Spalding knows a thing or two about Chinese intel. From 2014 to 2016 he was the chief China strategist for the chairman of the Joint Chiefs. He returned to China as the senior defense official and defense attaché in Beijing before posting to the White House and retirement.
The directors of the NSA, CIA, FBI, National Intelligence, Defense Intelligence Agency and National Geospatial-Intelligence Agency showed their agreement against usage of the devices at a Senate Intelligence Committee hearing on Capitol Hill in 2018. When Sen. Tom Cotton, R-Ark., who introduced the bill to ban the sales of Huawei, asked each of the directors to raise their hands if they would personally use Huawei devices, no hands were raised.
Spalding said there is good reason why the intelligence committee is leery of Huawei.
“The Chinese Communist Party is the sovereign in China,” he said. “They control everything, which includes information. Chinese law says that all companies and individuals must help the nation’s intelligence services. If it’s a Huawei phone any information recorded could potentially be accessed by the CCP.”
Huawei, said Spalding, "has the poorest security ratings of any of the equipment providers. That should not be a surprise since Chinese law requires that telecommunication industry members give the government a backdoor to everything they produce.”
In February, the directors of the NSA, CIA, FBI, National Intelligence, Defense Intelligence Agency and National Geospatial-Intelligence Agency testified to the US Senate that they worried about Huawei and ZTE being part of China's intelligence-gathering apparatus.
If personal privacy is a concern, don’t use a phone that is not encrypted, is his further advice.
That leaves service members with only a choice between iPhones and Android 5.0 and above which provides full-disk encryption protection with the user’s device password, explains Spalding. Apple and iPhone record personal information but do not currently send the information back to Apple, but Androids do transmit the information to Google. What they do with the information wasn’t clear.
Service members who wish to follow the example of the security and intel directors as well as honor the advice of Spalding might want to go further than personally discontinuing usage of the devices, and rethink whether even additional household members should use Huawei products in their homes.

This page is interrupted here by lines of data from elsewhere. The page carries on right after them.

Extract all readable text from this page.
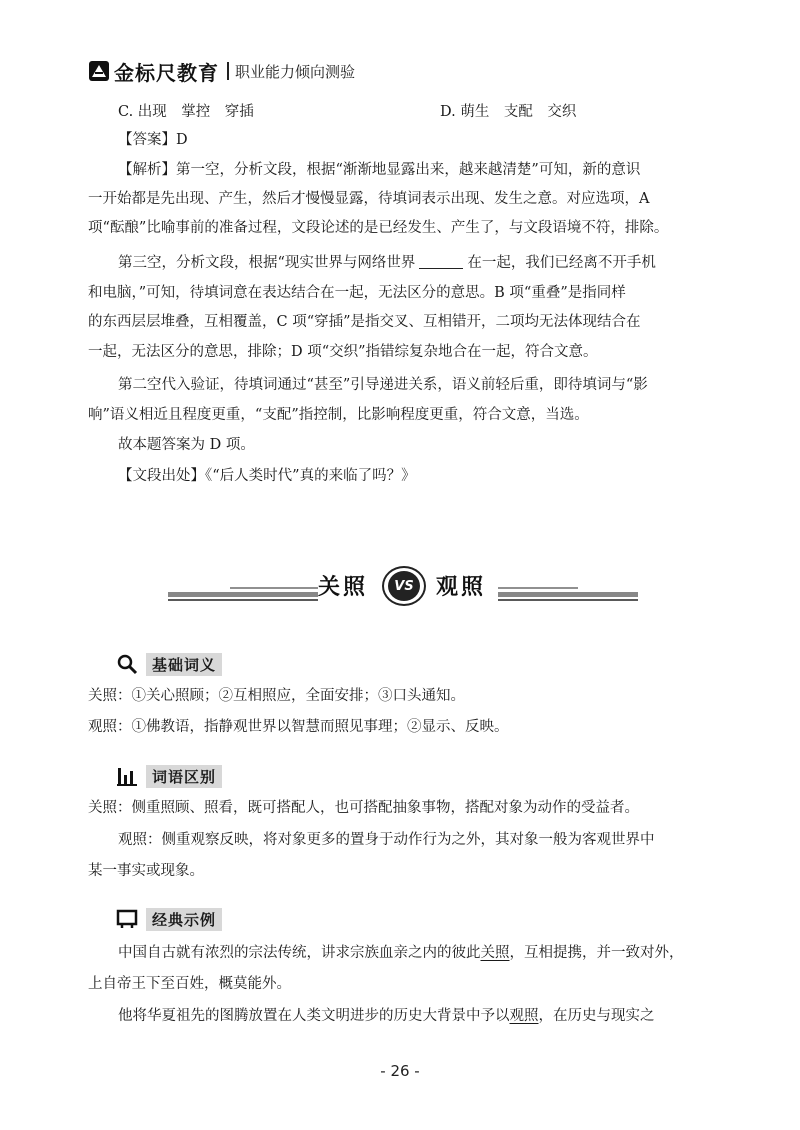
金标尺教育 职业能力倾向测验
C. 出现　掌控　穿插	D. 萌生　支配　交织
【答案】D
【解析】第一空，分析文段，根据“渐渐地显露出来，越来越清楚”可知，新的意识
一开始都是先出现、产生，然后才慢慢显露，待填词表示出现、发生之意。对应选项，A
项“酝酿”比喻事前的准备过程，文段论述的是已经发生、产生了，与文段语境不符，排除。
第三空，分析文段，根据“现实世界与网络世界	在一起，我们已经离不开手机
和电脑，”可知，待填词意在表达结合在一起，无法区分的意思。B 项“重叠”是指同样
的东西层层堆叠，互相覆盖，C 项“穿插”是指交叉、互相错开，二项均无法体现结合在
一起，无法区分的意思，排除；D 项“交织”指错综复杂地合在一起，符合文意。
第二空代入验证，待填词通过“甚至”引导递进关系，语义前轻后重，即待填词与“影
响”语义相近且程度更重，“支配”指控制，比影响程度更重，符合文意，当选。
故本题答案为 D 项。
【文段出处】《“后人类时代”真的来临了吗？》
关照	VS 观照
基础词义
关照：①关心照顾；②互相照应，全面安排；③口头通知。
观照：①佛教语，指静观世界以智慧而照见事理；②显示、反映。
词语区别
关照：侧重照顾、照看，既可搭配人，也可搭配抽象事物，搭配对象为动作的受益者。
观照：侧重观察反映，将对象更多的置身于动作行为之外，其对象一般为客观世界中
某一事实或现象。
经典示例
中国自古就有浓烈的宗法传统，讲求宗族血亲之内的彼此关照，互相提携，并一致对外，
上自帝王下至百姓，概莫能外。
他将华夏祖先的图腾放置在人类文明进步的历史大背景中予以观照，在历史与现实之
- 26 -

“Huawei and ZTE devices may pose an unacceptable risk to the Department’s personnel, information and mission," DoD spokesman Army Maj. Dave Eastburn said in an email to Military Times in May 2018. "In light of this information, it was not prudent for the Department’s exchanges to continue selling them to DoD personnel.”
When Eastburn was recently asked why the DoD did not choose to ban use of the devices by service members in addition to the ban on sales on military installations, he declined to elaborate further.
Spalding offered some advice to service members, urging them to keep their smartphones updated and give serious thought to using a cloud service. While he uses one, Spalding said that those with personal or professional security concerns should not.
“I would also monitor how my data was stored in the cloud," he said. “If you want to be safe, make sure your data is encrypted."